EXHIBIT 99.B5(a)
INVESTMENT ADVISORY AGREEMENT
NATIONS ANNUITY TRUST
THIS AGREEMENT is made as of this ___day of February, 1998, by and
between NATIONS ANNUITY TRUST, a Delaware business trust (the "Trust"),
and NATIONSBANC ADVISORS, INC., a North Carolina corporation (the
"Adviser"), on behalf of those portfolios of the Trust now or hereafter
identified on Schedule I hereto (each a "Portfolio" and collectively,
the "Portfolios").
WHEREAS, the Trust is registered with the Securities and Exchange
Commission ( the "Commission") as an open-end management investment
company under the Investment Company Act of 1940, as amended ( the "1940
Act");
WHEREAS, the Adviser is registered with the Commission under the
Investment Advisers Act of 1940, as amended (the "Advisers Act") as an
investment adviser;
WHEREAS, the Trust and the Adviser desire to enter into an
agreement to provide for investment advisory services to the Trust upon
the terms and conditions hereinafter set forth; and
WHEREAS, the Trust and the Adviser contemplate that certain duties
of the Adviser under this Agreement will be delegated to one or more
sub-investment adviser(s) (the "Sub-Adviser(s)") pursuant to separate
sub-advisory agreement(s) (the "Sub-Advisory Agreement(s)");
NOW, THEREFORE, in consideration of the mutual covenants herein
contained, it is agreed between the parties hereto as follows:
1. Appointment. The Trust hereby appoints the Adviser to act as
investment adviser to each Portfolio for the period and on the terms set
forth in this Agreement. The Adviser accepts such appointment and agrees
to furnish the services herein set forth for the compensation herein
provided. In the event that the Trust establishes one or more portfolios
other than the Portfolios with respect to which it desires to retain the
Adviser to act as investment adviser hereunder, it shall notify the
Adviser in writing.
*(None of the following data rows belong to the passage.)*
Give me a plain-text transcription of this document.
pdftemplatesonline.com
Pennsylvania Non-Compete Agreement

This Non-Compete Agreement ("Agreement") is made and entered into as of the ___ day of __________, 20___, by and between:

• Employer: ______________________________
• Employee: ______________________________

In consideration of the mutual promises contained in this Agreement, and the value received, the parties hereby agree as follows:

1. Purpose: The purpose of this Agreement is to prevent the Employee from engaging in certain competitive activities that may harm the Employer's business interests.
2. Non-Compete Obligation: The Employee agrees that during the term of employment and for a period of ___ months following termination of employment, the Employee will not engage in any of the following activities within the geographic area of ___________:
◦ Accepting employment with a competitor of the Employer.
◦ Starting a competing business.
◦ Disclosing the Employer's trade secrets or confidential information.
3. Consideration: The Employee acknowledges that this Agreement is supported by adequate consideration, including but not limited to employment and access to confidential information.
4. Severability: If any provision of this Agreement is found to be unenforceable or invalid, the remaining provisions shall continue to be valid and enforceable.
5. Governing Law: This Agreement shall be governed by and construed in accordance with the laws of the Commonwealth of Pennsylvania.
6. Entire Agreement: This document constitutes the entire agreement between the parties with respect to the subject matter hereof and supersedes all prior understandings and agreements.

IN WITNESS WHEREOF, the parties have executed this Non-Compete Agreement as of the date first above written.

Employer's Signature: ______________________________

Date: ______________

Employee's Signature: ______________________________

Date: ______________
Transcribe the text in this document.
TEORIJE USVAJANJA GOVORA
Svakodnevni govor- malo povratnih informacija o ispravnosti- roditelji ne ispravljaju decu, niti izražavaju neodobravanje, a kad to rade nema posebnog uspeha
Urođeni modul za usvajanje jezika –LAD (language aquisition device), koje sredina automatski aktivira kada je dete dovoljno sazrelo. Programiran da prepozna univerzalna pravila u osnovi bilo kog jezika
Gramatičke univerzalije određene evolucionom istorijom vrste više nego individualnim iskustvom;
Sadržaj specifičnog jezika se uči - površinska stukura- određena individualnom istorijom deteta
If the Adviser is willing to render such services
under this Agreement it shall notify the Trust in writing whereupon such
portfolio shall become a Portfolio hereunder and shall be subject to the
provisions of this Agreement except to the extent that said provisions
(including those relating to the compensation payable by the Fund to the
Adviser) are modified with respect to such Portfolio in writing by the
Trust and the Adviser at the time.
2. Delegation of Responsibilities. Subject to the approval of the
Trust's Board of Trustees and, if required, the shareholders of the
Portfolios, the Adviser may, pursuant to the Sub-Advisory Agreement(s),
delegate to the Sub-Adviser(s) those of its duties hereunder identified
in the Sub-Advisory Agreement(s), provided that the Adviser shall
continue to supervise and monitor the performance of the duties
delegated to the Sub-Adviser(s) and any such delegation shall not
relieve the Adviser of its duties and obligations under this Agreement.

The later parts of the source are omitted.